Dilihat dari sudut mana pun, kekhawatiran tentang penyalahgunaan dana tanggung jawab sosial perusahan (corporate social responsibility atau CSR) dalam berbagai proyek pemerintah DKI Jakarta sangat masuk akal. Gubernur DKI Jakarta Joko Widodo tak perlu over-reaktif menanggapi kritik dari berbagai lembaga nirlaba belakangan ini. Membuat laporan yang transparan dan akuntabel justru adalah langkah terbaik.

Kekhawatiran penyimpangan dana CSR ini mengemuka setelah Forum Indonesia untuk Transparansi Anggaran (Fitra) mengkritik pemerintah Jakarta. Orang yang punya akal sehat akan maklum dengan kritik itu. Sebab, nilai sumbangan yang berasal dari 2,5 persen keuntungan perusahaan itu sangat besar. Menurut Ketua Asosiasi Pengusaha Indonesia (Apkindo) DKI Jakarta, dana sosial perusahaan itu mencapai Rp 50-100 miliar per tahun.

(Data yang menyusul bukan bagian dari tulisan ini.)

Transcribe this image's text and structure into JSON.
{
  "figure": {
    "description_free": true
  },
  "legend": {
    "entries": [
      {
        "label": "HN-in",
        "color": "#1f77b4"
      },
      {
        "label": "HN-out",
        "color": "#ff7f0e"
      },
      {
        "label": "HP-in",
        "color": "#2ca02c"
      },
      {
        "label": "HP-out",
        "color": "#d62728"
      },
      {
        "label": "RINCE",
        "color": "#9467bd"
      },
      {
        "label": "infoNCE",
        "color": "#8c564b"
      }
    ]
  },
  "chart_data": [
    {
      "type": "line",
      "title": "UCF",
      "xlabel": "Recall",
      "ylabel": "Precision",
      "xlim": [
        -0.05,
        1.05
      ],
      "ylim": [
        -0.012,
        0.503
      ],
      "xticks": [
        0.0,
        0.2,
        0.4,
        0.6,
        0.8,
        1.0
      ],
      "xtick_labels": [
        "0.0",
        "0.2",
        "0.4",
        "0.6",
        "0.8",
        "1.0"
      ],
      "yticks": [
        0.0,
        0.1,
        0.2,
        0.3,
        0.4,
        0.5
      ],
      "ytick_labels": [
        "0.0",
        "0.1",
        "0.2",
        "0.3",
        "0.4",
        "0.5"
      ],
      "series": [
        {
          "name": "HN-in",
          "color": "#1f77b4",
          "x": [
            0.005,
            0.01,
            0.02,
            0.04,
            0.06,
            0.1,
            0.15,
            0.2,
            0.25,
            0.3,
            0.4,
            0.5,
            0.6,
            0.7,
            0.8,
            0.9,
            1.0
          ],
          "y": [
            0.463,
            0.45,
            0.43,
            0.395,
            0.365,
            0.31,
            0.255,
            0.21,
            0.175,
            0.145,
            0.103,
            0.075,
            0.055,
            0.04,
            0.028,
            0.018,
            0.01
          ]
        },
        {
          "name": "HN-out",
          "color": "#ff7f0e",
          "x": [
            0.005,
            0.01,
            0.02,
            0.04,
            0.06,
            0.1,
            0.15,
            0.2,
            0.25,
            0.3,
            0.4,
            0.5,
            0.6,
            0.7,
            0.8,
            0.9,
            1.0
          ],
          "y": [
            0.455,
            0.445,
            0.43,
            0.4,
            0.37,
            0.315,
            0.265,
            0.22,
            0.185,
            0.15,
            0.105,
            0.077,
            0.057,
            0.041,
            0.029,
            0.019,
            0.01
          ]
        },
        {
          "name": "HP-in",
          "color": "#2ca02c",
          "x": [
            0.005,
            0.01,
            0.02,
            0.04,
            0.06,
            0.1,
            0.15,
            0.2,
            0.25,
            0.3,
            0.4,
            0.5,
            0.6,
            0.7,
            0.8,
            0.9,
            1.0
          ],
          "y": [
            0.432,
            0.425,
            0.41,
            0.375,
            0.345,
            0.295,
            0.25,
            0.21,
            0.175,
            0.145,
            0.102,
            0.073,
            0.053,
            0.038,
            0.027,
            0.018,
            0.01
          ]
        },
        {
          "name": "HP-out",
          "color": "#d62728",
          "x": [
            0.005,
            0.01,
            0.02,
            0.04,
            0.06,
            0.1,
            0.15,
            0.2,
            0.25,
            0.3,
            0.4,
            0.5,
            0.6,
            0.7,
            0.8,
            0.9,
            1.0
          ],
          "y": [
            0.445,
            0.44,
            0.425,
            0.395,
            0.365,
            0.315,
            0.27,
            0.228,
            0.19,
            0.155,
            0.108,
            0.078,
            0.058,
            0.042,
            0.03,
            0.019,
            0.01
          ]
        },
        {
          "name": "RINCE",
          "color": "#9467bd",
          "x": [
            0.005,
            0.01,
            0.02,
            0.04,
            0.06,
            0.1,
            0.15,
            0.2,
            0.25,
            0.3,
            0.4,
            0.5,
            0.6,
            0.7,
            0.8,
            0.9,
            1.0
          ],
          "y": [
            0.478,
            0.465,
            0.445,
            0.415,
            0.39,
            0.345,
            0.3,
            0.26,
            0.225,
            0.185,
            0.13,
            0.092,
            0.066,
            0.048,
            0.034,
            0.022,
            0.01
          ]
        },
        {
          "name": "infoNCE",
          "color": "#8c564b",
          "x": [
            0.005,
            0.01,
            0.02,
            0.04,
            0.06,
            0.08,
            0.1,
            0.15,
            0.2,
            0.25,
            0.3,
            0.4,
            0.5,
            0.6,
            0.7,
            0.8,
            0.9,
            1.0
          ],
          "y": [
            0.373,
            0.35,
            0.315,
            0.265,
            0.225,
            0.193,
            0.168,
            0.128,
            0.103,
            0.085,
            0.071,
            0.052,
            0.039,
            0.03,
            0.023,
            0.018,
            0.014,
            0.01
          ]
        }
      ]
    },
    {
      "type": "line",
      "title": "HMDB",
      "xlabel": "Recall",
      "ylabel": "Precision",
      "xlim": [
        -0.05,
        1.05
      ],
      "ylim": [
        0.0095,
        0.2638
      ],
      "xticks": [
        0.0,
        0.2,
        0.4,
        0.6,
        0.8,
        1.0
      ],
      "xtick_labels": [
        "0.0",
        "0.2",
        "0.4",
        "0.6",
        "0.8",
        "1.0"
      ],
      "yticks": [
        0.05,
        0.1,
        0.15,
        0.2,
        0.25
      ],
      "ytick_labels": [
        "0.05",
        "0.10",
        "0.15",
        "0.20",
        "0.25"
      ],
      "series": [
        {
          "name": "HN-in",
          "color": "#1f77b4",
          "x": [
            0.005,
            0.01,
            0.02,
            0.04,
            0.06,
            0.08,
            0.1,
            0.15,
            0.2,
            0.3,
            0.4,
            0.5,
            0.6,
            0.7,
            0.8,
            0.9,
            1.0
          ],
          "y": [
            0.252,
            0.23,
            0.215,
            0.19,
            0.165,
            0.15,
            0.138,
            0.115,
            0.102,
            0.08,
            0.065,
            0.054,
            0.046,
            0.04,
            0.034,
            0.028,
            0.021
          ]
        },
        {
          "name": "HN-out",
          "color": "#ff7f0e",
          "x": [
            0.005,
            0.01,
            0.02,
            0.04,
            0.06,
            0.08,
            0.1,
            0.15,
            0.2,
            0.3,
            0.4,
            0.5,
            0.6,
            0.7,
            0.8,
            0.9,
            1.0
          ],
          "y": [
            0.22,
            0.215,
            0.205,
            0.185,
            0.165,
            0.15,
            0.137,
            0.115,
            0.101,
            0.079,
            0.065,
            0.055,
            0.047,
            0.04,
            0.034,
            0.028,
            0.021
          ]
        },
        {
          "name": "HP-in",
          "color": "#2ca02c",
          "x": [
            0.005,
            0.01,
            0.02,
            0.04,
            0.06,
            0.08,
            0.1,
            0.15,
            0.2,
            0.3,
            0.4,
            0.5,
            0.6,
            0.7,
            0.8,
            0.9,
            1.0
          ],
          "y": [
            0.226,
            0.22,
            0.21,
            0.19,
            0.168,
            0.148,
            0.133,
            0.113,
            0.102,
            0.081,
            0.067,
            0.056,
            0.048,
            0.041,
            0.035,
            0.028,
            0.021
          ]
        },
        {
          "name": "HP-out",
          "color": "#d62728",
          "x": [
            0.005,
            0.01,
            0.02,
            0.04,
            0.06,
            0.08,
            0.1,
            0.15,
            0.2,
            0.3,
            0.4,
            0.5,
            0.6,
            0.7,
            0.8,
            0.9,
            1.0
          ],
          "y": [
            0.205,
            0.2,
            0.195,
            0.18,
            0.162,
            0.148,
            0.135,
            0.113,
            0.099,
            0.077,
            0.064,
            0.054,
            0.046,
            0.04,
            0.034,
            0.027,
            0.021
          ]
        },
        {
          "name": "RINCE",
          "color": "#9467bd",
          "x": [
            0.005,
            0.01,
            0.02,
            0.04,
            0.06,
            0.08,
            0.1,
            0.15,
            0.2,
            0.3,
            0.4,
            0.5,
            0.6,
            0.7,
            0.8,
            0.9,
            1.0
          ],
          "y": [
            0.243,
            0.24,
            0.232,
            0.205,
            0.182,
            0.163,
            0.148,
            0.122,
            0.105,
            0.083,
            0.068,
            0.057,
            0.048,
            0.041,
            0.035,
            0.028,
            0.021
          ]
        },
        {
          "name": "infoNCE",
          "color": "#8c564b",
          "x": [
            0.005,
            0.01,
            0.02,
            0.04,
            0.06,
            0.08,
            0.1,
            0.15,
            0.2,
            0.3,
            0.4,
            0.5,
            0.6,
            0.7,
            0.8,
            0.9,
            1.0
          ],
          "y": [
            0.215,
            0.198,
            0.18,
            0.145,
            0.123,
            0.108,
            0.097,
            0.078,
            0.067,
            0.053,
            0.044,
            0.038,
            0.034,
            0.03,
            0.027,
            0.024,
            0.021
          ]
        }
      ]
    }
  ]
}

Dana miliaran rupiah itu masuk ke berbagai dinas di DKI Jakarta dan menjelma menjadi berbagai program pemerintah. Dana itu dipakai untuk berbagai program, seperti biaya untuk penataan kampung deret di Tanah Tinggi, Jakarta Pusat; perbaikan tanggul di Latuharhari yang jebol karena banjir; fasilitas untuk rumah susun sewa Marunda berupa televisi, tempat tidur, dan kulkas; serta pembiayaan alat berat pengerukan di Waduk Pluit.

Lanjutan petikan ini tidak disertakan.